Gillian Sandford reports from Belgrade on the suppression of democracy

A series of repressive Serbian university laws has shifted the balance of administrative power from academics to government representatives.

By last year, the regime had achieved a stranglehold on universities and research institutes. "Not a trace of democracy remained," said molecular physicist Milan Kurepa of the Serbian Academy of Science and Art.

Several academics have participated in and led protests against the regime of Yugoslav president Slobodan Milosevic. But such activities have become difficult over the past ten years. "From the beginning of the Milosevic era the nut tightened," said Dr Kurepa.

The 1998 university law in particular cowed many professors. They no longer lead nor support student demonstrations and schedule lectures as normal so that students who attend the demonstration miss them.

Although several thousand Belgrade University students joined a rally organised by Otpor, the students' resistance movement, last month, most went to lectures.

One student said: "We don't support the demonstration because it's not possible to succeed and we will lose the year in the university."

Another said: "It's better to finish our faculty studies and go somewhere abroad."

Among opposition figures is Milan St Protic, president of the intellectual group Odbrana (Defence) and a historian at the Belgrade Institute for Balkan Studies.

He is critical of the whole structure of education, citing promotion of academics on the basis of party loyalty. He alleges the regime has lowered the standard for university entrance to keep youngsters occupied and stem potential political action.

"Milosevic has destroyed the intellectual potential of this country," said Professor St Protic.

Dr Kurepa claims that university activists were the first to call for the resignation of President Milosevic. A university law was introduced a year after student demonstrations in March 1991.

"It took us four years to work out how to do something without breaching the 1992 law. In 1996 we managed to organise another demonstration," he said.

The demonstrations of the winter of 1996-97 were the largest student protests ever seen in Serbia, sparked by the authorities' failure to recognise opposition success in local elections.

The regime conceded defeat but when the opposition party leadership collapsed and the demonstrations ended after four months, President Milosevic moved on the dissidents.

He curbed academic freedom more tightly, dividing staff by forcing them to sign personal contracts that were seen as loyalty pledges.

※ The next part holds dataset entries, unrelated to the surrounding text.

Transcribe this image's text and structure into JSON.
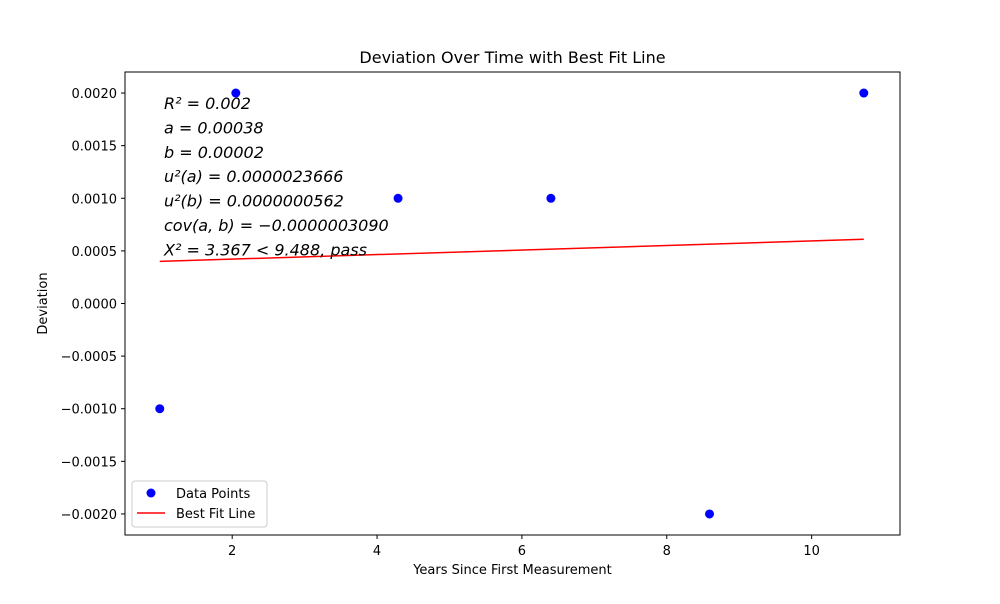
{
  "chart_data": {
    "type": "scatter",
    "title": "Deviation Over Time with Best Fit Line",
    "xlabel": "Years Since First Measurement",
    "ylabel": "Deviation",
    "xlim": [
      0.52,
      11.22
    ],
    "ylim": [
      -0.0022,
      0.0022
    ],
    "x_ticks": [
      2,
      4,
      6,
      8,
      10
    ],
    "x_tick_labels": [
      "2",
      "4",
      "6",
      "8",
      "10"
    ],
    "y_ticks": [
      0.002,
      0.0015,
      0.001,
      0.0005,
      0.0,
      -0.0005,
      -0.001,
      -0.0015,
      -0.002
    ],
    "y_tick_labels": [
      "0.0020",
      "0.0015",
      "0.0010",
      "0.0005",
      "0.0000",
      "−0.0005",
      "−0.0010",
      "−0.0015",
      "−0.0020"
    ],
    "grid": false,
    "legend_position": "lower-left",
    "series": [
      {
        "name": "Data Points",
        "kind": "scatter",
        "color": "#0000ff",
        "x": [
          1.0,
          2.05,
          4.29,
          6.4,
          8.59,
          10.72
        ],
        "y": [
          -0.001,
          0.002,
          0.001,
          0.001,
          -0.002,
          0.002
        ]
      },
      {
        "name": "Best Fit Line",
        "kind": "line",
        "color": "#ff0000",
        "x": [
          1.0,
          10.72
        ],
        "y": [
          0.0004,
          0.00061
        ]
      }
    ],
    "annotations": [
      "R² = 0.002",
      "a = 0.00038",
      "b = 0.00002",
      "u²(a) = 0.0000023666",
      "u²(b) = 0.0000000562",
      "cov(a, b) = −0.0000003090",
      "X² = 3.367 < 9.488, pass"
    ]
  }
}
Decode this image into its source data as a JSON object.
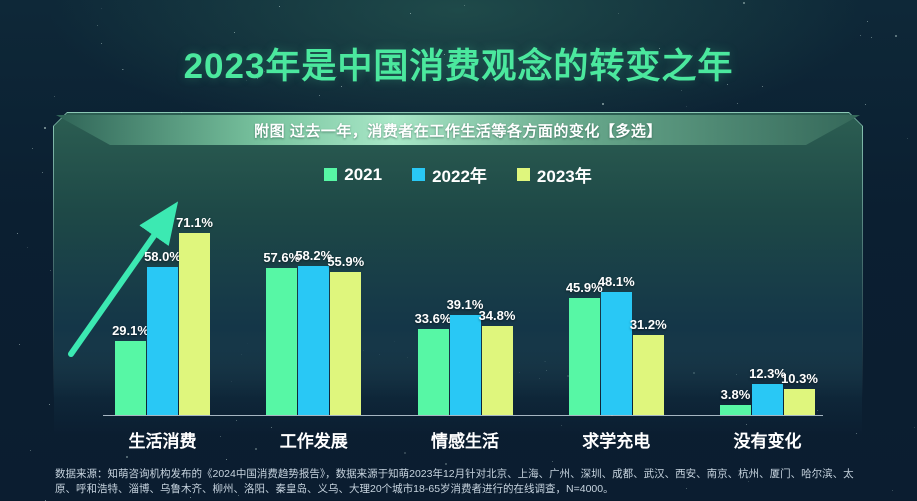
{
  "header": {
    "title": "2023年是中国消费观念的转变之年",
    "accent_color": "#4be89e"
  },
  "chart_data": {
    "type": "bar",
    "title": "附图 过去一年，消费者在工作生活等各方面的变化【多选】",
    "categories": [
      "生活消费",
      "工作发展",
      "情感生活",
      "求学充电",
      "没有变化"
    ],
    "series": [
      {
        "name": "2021",
        "color": "#57f7a5",
        "values": [
          29.1,
          57.6,
          33.6,
          45.9,
          3.8
        ]
      },
      {
        "name": "2022年",
        "color": "#29c8f5",
        "values": [
          58.0,
          58.2,
          39.1,
          48.1,
          12.3
        ]
      },
      {
        "name": "2023年",
        "color": "#dff67d",
        "values": [
          71.1,
          55.9,
          34.8,
          31.2,
          10.3
        ]
      }
    ],
    "value_suffix": "%",
    "ylim": [
      0,
      75
    ],
    "grid": false,
    "legend_position": "top",
    "annotation": {
      "icon": "upward-trend-arrow",
      "color": "#3ce9b2",
      "target_category": "生活消费"
    }
  },
  "footer": {
    "source": "数据来源：知萌咨询机构发布的《2024中国消费趋势报告》，数据来源于知萌2023年12月针对北京、上海、广州、深圳、成都、武汉、西安、南京、杭州、厦门、哈尔滨、太原、呼和浩特、淄博、乌鲁木齐、柳州、洛阳、秦皇岛、义乌、大理20个城市18-65岁消费者进行的在线调查，N=4000。"
  }
}
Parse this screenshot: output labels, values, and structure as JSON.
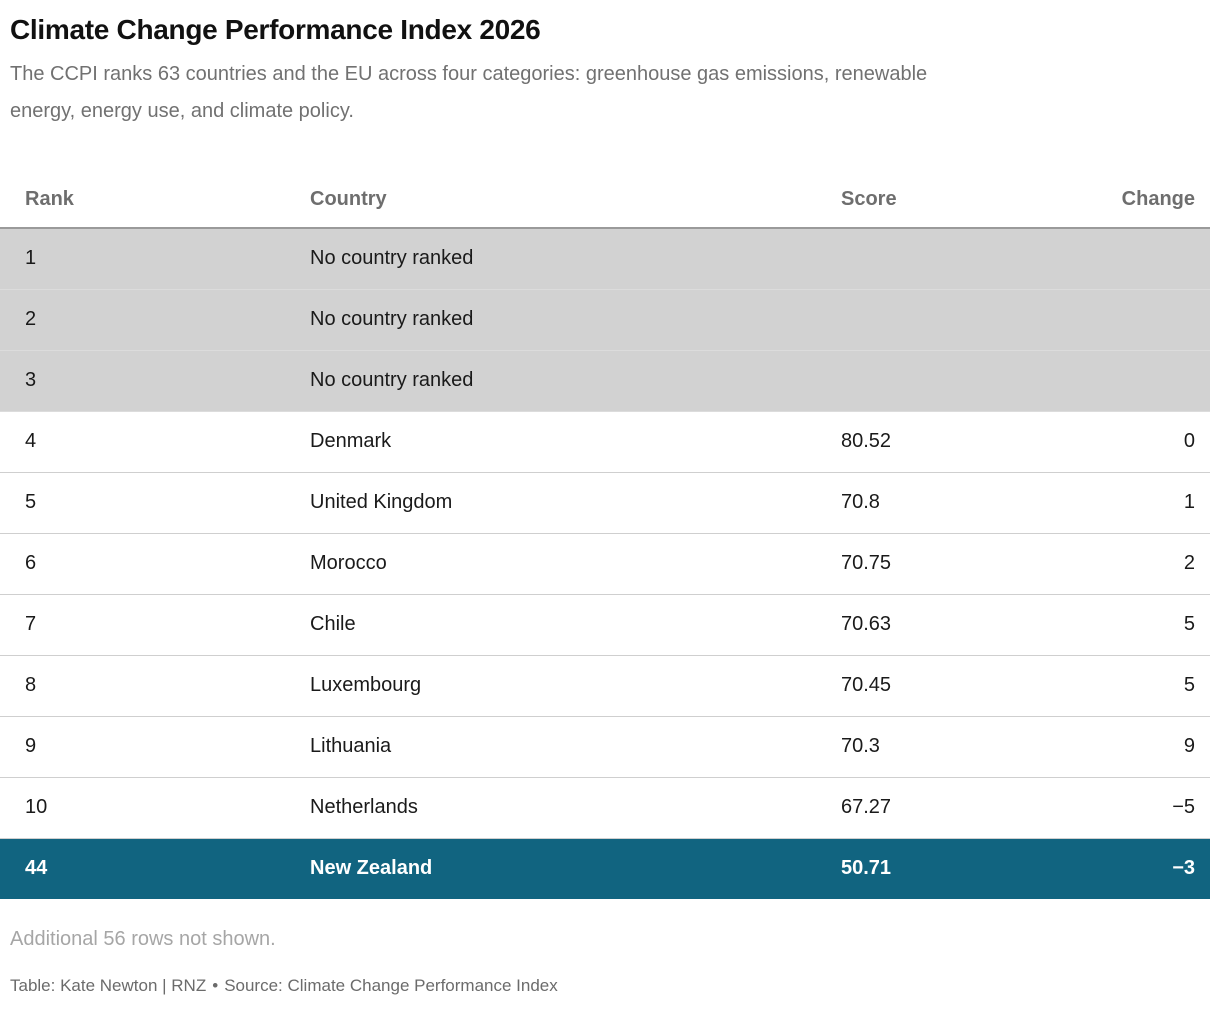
{
  "header": {
    "title": "Climate Change Performance Index 2026",
    "subtitle_lines": [
      "The CCPI ranks 63 countries and the EU across four categories: greenhouse gas emissions, renewable",
      "energy, energy use, and climate policy."
    ]
  },
  "chart_data": {
    "type": "table",
    "title": "Climate Change Performance Index 2026",
    "columns": [
      "Rank",
      "Country",
      "Score",
      "Change"
    ],
    "rows": [
      {
        "rank": "1",
        "country": "No country ranked",
        "score": "",
        "change": "",
        "style": "unranked"
      },
      {
        "rank": "2",
        "country": "No country ranked",
        "score": "",
        "change": "",
        "style": "unranked"
      },
      {
        "rank": "3",
        "country": "No country ranked",
        "score": "",
        "change": "",
        "style": "unranked"
      },
      {
        "rank": "4",
        "country": "Denmark",
        "score": "80.52",
        "change": "0",
        "style": "normal"
      },
      {
        "rank": "5",
        "country": "United Kingdom",
        "score": "70.8",
        "change": "1",
        "style": "normal"
      },
      {
        "rank": "6",
        "country": "Morocco",
        "score": "70.75",
        "change": "2",
        "style": "normal"
      },
      {
        "rank": "7",
        "country": "Chile",
        "score": "70.63",
        "change": "5",
        "style": "normal"
      },
      {
        "rank": "8",
        "country": "Luxembourg",
        "score": "70.45",
        "change": "5",
        "style": "normal"
      },
      {
        "rank": "9",
        "country": "Lithuania",
        "score": "70.3",
        "change": "9",
        "style": "normal"
      },
      {
        "rank": "10",
        "country": "Netherlands",
        "score": "67.27",
        "change": "−5",
        "style": "normal"
      },
      {
        "rank": "44",
        "country": "New Zealand",
        "score": "50.71",
        "change": "−3",
        "style": "highlight"
      }
    ]
  },
  "footer": {
    "note": "Additional 56 rows not shown.",
    "credit_table": "Table: Kate Newton | RNZ",
    "credit_separator": "•",
    "credit_source": "Source: Climate Change Performance Index"
  },
  "colors": {
    "highlight_row": "#116480",
    "unranked_row": "#d2d2d2",
    "header_text": "#6e6e6e",
    "body_text": "#1a1a1a"
  }
}
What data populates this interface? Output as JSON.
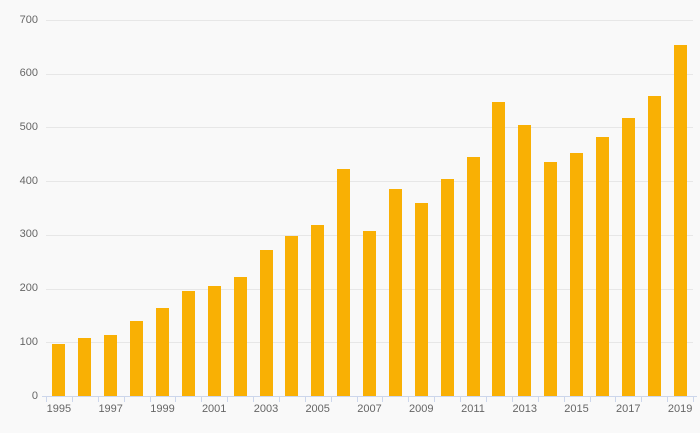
{
  "chart_data": {
    "type": "bar",
    "title": "",
    "xlabel": "",
    "ylabel": "",
    "categories": [
      "1995",
      "1996",
      "1997",
      "1998",
      "1999",
      "2000",
      "2001",
      "2002",
      "2003",
      "2004",
      "2005",
      "2006",
      "2007",
      "2008",
      "2009",
      "2010",
      "2011",
      "2012",
      "2013",
      "2014",
      "2015",
      "2016",
      "2017",
      "2018",
      "2019"
    ],
    "values": [
      97,
      109,
      114,
      140,
      164,
      196,
      205,
      221,
      272,
      298,
      318,
      423,
      308,
      385,
      360,
      404,
      445,
      548,
      505,
      436,
      453,
      482,
      517,
      558,
      654
    ],
    "ylim": [
      0,
      700
    ],
    "yticks": [
      0,
      100,
      200,
      300,
      400,
      500,
      600,
      700
    ],
    "ytick_labels": [
      "0",
      "100",
      "200",
      "300",
      "400",
      "500",
      "600",
      "700"
    ],
    "xtick_labels": [
      "1995",
      "1997",
      "1999",
      "2001",
      "2003",
      "2005",
      "2007",
      "2009",
      "2011",
      "2013",
      "2015",
      "2017",
      "2019"
    ],
    "x_label_every": 2,
    "grid": true,
    "legend": "none",
    "colors": {
      "bar": "#f9b004",
      "background": "#f9f9f9",
      "gridline": "#e7e7e7",
      "axis_line": "#ccd6eb",
      "label": "#666666"
    }
  }
}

In Belgrade, an estimated 50 refused to sign. Twenty left the institutions and a further 30 were fired.

The authorities exercise tight control over university management and curricula. Rector, vice-rectors and student vice-rectors all have to be loyal members of the Serbian Socialist Party, the Yugoslav United Left or the Serbian Radical Party, the third coalition partner. They appoint university professors and deans.

The contracts staff were required to sign were riddled with loopholes, failing to give clear details on wages, holidays or security of tenure and even suggesting that staff could be arbitrarily shifted to a different university. They also forbade strikes.

Stasa Babic, an archaeologist at Belgrade University, said her response was:

"I'm not going to sign because I'm not going to sign my support for a regime that ordered the shelling of Sarajevo."